Breakthroughs, the newsletter of the Feinberg School of Medicine Research Office

September 2024 Newsletter

Dustin French, PhD

Health Equity and Access to Leverage Technology for Improved Diabetic Retinopathy Outcomes (HEAL-DR)

Sponsor: National Eye Institute

Sponsored Research

PI: Dustin French, PhD, professor of Ophthalmology and Medical Social Science

In the United States, diabetes (DM) impacts 37.3 million people (11.3 percent population) and 96 million people aged 18 years or older have prediabetes (38 percent of the adult US population). One in three with DM will develop diabetic retinopathy (DR) in their lifetime, which is the leading cause of blindness in adults leading to permanent disability. Ethnic minority groups are at greater risk for vision-threatening disease and disability from diabetes. Vision loss can be the result of progression to proliferative DR (PDR) or from diabetic macular edema (DME). An eye exam can detect these conditions and may include the technology of optical coherence tomography (OCT), fundus photography (FP), and/or fluorescein angiography (FA). OCT measures central macular thickness (CMT) to detect DME and can be used to guide treatment decisions, while FP and FA improve PDR detection.  

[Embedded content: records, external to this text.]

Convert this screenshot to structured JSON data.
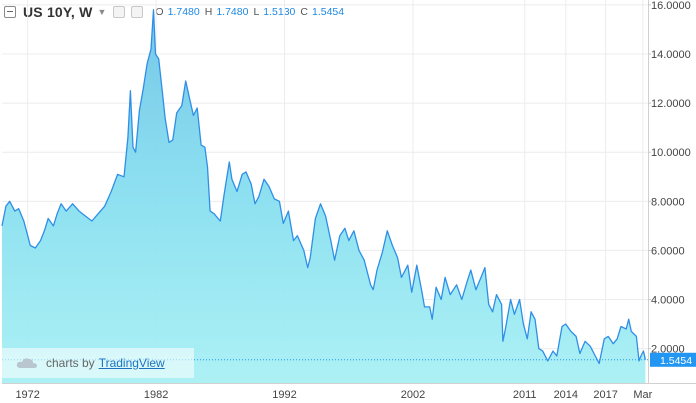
{
  "legend": {
    "symbol": "US 10Y, W",
    "ohlc": [
      {
        "k": "O",
        "v": "1.7480"
      },
      {
        "k": "H",
        "v": "1.7480"
      },
      {
        "k": "L",
        "v": "1.5130"
      },
      {
        "k": "C",
        "v": "1.5454"
      }
    ]
  },
  "watermark": {
    "prefix": "charts by",
    "brand": "TradingView"
  },
  "colors": {
    "line": "#2f8fe6",
    "fill": "#88dff0",
    "last_badge": "#2196f3",
    "grid": "#ececec"
  },
  "chart_data": {
    "type": "area",
    "series": [
      {
        "values": [
          [
            1970.0,
            7.0
          ],
          [
            1970.3,
            7.8
          ],
          [
            1970.6,
            8.0
          ],
          [
            1971.0,
            7.6
          ],
          [
            1971.3,
            7.7
          ],
          [
            1971.7,
            7.2
          ],
          [
            1972.0,
            6.6
          ],
          [
            1972.2,
            6.2
          ],
          [
            1972.6,
            6.1
          ],
          [
            1973.0,
            6.4
          ],
          [
            1973.3,
            6.8
          ],
          [
            1973.6,
            7.3
          ],
          [
            1974.0,
            7.0
          ],
          [
            1974.3,
            7.5
          ],
          [
            1974.6,
            7.9
          ],
          [
            1975.0,
            7.6
          ],
          [
            1975.5,
            7.9
          ],
          [
            1976.0,
            7.6
          ],
          [
            1976.5,
            7.4
          ],
          [
            1977.0,
            7.2
          ],
          [
            1977.5,
            7.5
          ],
          [
            1978.0,
            7.8
          ],
          [
            1978.5,
            8.4
          ],
          [
            1979.0,
            9.1
          ],
          [
            1979.5,
            9.0
          ],
          [
            1979.8,
            10.6
          ],
          [
            1980.0,
            12.5
          ],
          [
            1980.2,
            10.2
          ],
          [
            1980.4,
            10.0
          ],
          [
            1980.7,
            11.7
          ],
          [
            1981.0,
            12.6
          ],
          [
            1981.3,
            13.6
          ],
          [
            1981.6,
            14.2
          ],
          [
            1981.8,
            15.8
          ],
          [
            1981.95,
            14.0
          ],
          [
            1982.2,
            13.8
          ],
          [
            1982.5,
            12.4
          ],
          [
            1982.7,
            11.4
          ],
          [
            1983.0,
            10.4
          ],
          [
            1983.3,
            10.5
          ],
          [
            1983.6,
            11.6
          ],
          [
            1984.0,
            11.9
          ],
          [
            1984.3,
            12.9
          ],
          [
            1984.6,
            12.2
          ],
          [
            1984.9,
            11.5
          ],
          [
            1985.2,
            11.8
          ],
          [
            1985.5,
            10.3
          ],
          [
            1985.8,
            10.2
          ],
          [
            1986.0,
            9.4
          ],
          [
            1986.2,
            7.6
          ],
          [
            1986.5,
            7.5
          ],
          [
            1987.0,
            7.2
          ],
          [
            1987.3,
            8.3
          ],
          [
            1987.7,
            9.6
          ],
          [
            1987.9,
            8.9
          ],
          [
            1988.3,
            8.4
          ],
          [
            1988.7,
            9.1
          ],
          [
            1989.0,
            9.2
          ],
          [
            1989.4,
            8.7
          ],
          [
            1989.7,
            7.9
          ],
          [
            1990.0,
            8.2
          ],
          [
            1990.4,
            8.9
          ],
          [
            1990.8,
            8.6
          ],
          [
            1991.2,
            8.1
          ],
          [
            1991.6,
            8.0
          ],
          [
            1991.9,
            7.1
          ],
          [
            1992.3,
            7.6
          ],
          [
            1992.7,
            6.4
          ],
          [
            1993.0,
            6.6
          ],
          [
            1993.5,
            6.0
          ],
          [
            1993.8,
            5.3
          ],
          [
            1994.0,
            5.7
          ],
          [
            1994.4,
            7.3
          ],
          [
            1994.8,
            7.9
          ],
          [
            1995.2,
            7.4
          ],
          [
            1995.6,
            6.4
          ],
          [
            1995.9,
            5.6
          ],
          [
            1996.3,
            6.6
          ],
          [
            1996.7,
            6.9
          ],
          [
            1997.0,
            6.4
          ],
          [
            1997.4,
            6.8
          ],
          [
            1997.8,
            6.0
          ],
          [
            1998.2,
            5.6
          ],
          [
            1998.7,
            4.6
          ],
          [
            1998.9,
            4.4
          ],
          [
            1999.2,
            5.2
          ],
          [
            1999.6,
            5.9
          ],
          [
            2000.0,
            6.8
          ],
          [
            2000.4,
            6.2
          ],
          [
            2000.8,
            5.7
          ],
          [
            2001.1,
            4.9
          ],
          [
            2001.6,
            5.4
          ],
          [
            2001.9,
            4.3
          ],
          [
            2002.3,
            5.4
          ],
          [
            2002.7,
            4.3
          ],
          [
            2002.9,
            3.7
          ],
          [
            2003.3,
            3.7
          ],
          [
            2003.5,
            3.2
          ],
          [
            2003.8,
            4.5
          ],
          [
            2004.2,
            4.0
          ],
          [
            2004.5,
            4.9
          ],
          [
            2004.9,
            4.2
          ],
          [
            2005.4,
            4.6
          ],
          [
            2005.8,
            4.0
          ],
          [
            2006.2,
            4.7
          ],
          [
            2006.5,
            5.2
          ],
          [
            2006.9,
            4.4
          ],
          [
            2007.3,
            4.9
          ],
          [
            2007.6,
            5.3
          ],
          [
            2007.9,
            3.8
          ],
          [
            2008.2,
            3.5
          ],
          [
            2008.5,
            4.2
          ],
          [
            2008.9,
            3.8
          ],
          [
            2009.0,
            2.3
          ],
          [
            2009.2,
            2.8
          ],
          [
            2009.6,
            4.0
          ],
          [
            2009.9,
            3.4
          ],
          [
            2010.3,
            4.0
          ],
          [
            2010.6,
            3.0
          ],
          [
            2010.9,
            2.4
          ],
          [
            2011.2,
            3.5
          ],
          [
            2011.5,
            3.2
          ],
          [
            2011.8,
            2.0
          ],
          [
            2012.1,
            1.9
          ],
          [
            2012.5,
            1.5
          ],
          [
            2012.9,
            1.9
          ],
          [
            2013.2,
            1.7
          ],
          [
            2013.6,
            2.9
          ],
          [
            2013.9,
            3.0
          ],
          [
            2014.3,
            2.7
          ],
          [
            2014.7,
            2.5
          ],
          [
            2015.0,
            1.8
          ],
          [
            2015.4,
            2.3
          ],
          [
            2015.8,
            2.1
          ],
          [
            2016.2,
            1.7
          ],
          [
            2016.5,
            1.4
          ],
          [
            2016.9,
            2.4
          ],
          [
            2017.2,
            2.5
          ],
          [
            2017.6,
            2.2
          ],
          [
            2017.9,
            2.4
          ],
          [
            2018.2,
            2.9
          ],
          [
            2018.6,
            2.8
          ],
          [
            2018.8,
            3.2
          ],
          [
            2019.0,
            2.7
          ],
          [
            2019.4,
            2.5
          ],
          [
            2019.6,
            1.5
          ],
          [
            2019.75,
            1.7
          ],
          [
            2019.95,
            1.9
          ],
          [
            2020.1,
            1.55
          ]
        ]
      }
    ],
    "xticks": [
      {
        "label": "1972",
        "x": 1972.0
      },
      {
        "label": "1982",
        "x": 1982.0
      },
      {
        "label": "1992",
        "x": 1992.0
      },
      {
        "label": "2002",
        "x": 2002.0
      },
      {
        "label": "2011",
        "x": 2010.7
      },
      {
        "label": "2014",
        "x": 2013.9
      },
      {
        "label": "2017",
        "x": 2017.0
      },
      {
        "label": "Mar",
        "x": 2019.9
      }
    ],
    "yticks": [
      {
        "label": "2.0000",
        "v": 2
      },
      {
        "label": "4.0000",
        "v": 4
      },
      {
        "label": "6.0000",
        "v": 6
      },
      {
        "label": "8.0000",
        "v": 8
      },
      {
        "label": "10.0000",
        "v": 10
      },
      {
        "label": "12.0000",
        "v": 12
      },
      {
        "label": "14.0000",
        "v": 14
      },
      {
        "label": "16.0000",
        "v": 16
      }
    ],
    "xlim": [
      1970.0,
      2020.3
    ],
    "ylim": [
      0.6,
      16.2
    ],
    "last_value": 1.5454,
    "last_value_label": "1.5454",
    "grid": true
  }
}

Subjects in many DR clinical trials are disproportionately white and male compared to the population undergoing DR treatment. Early evidence suggests that minoritized men with greater CMT are at risk for vision loss if left untreated. Given that DM and DR are more prevalent in minorities and that 90 percent of DM-related vision loss is preventable, immediate effort is needed to address this disparity and evaluate predictive capabilities of DR stage, CMT, clinical measures (hemoglobin A1c, blood pressure, etc.), and social determinants of health (SDH) to improve screening and treatment guidelines for high-risk groups. The proposed study, Health Equity and Access to Leverage Technology for Improved DR Outcomes (HEAL-DR) fulfills a large gap in the current NIH ocular health disparities portfolio with modelling (OCT machine data) to better identify minority people at greatest risk for both undetected and high-risk disease using the Sight OUtcomes Research CollaborativE (SOURCE). SOURCE links electronic health record data from 35 large academic medical centers to capture visual exam data and details typically found in clinical trials. SOURCE overcomes major data barriers in ophthalmology health disparities work because it contains robust, granular eye exam data for assessing treatment, quality, and outcomes, combined with key information on race and ethnicity, gender, SDH measures, medications, HbA1c, Centers for Disease Control National Death Index Data and others. Outputs from this research will enhance visual risk assessment with new modelling to better identify minority people at greatest risk for vision loss from undetected and/or worsening disease (early PDR, occult DME) on a population level.  

This study fulfills the target goals for National Eye Institute and Healthy People 2030 and will lead to enhanced clinical guidelines for targeted outreach to those at greatest risk of DM related visual impairment. This study: 1) is innovative, 2) is stakeholder-driven by both the American Medical Association (AMA), Center for Health Equity and the American Academy of Ophthalmology (AAO), Task Force on Eye Care Disparities), 3) uses SOURCE data from multiple states and regions to analyze and reduce health care disparities in DR. The project is aligned with the missions of the NIH, AMA, AAO, and the National Academy of Medicine (NAM) on reducing health disparities and the prevention of vision loss.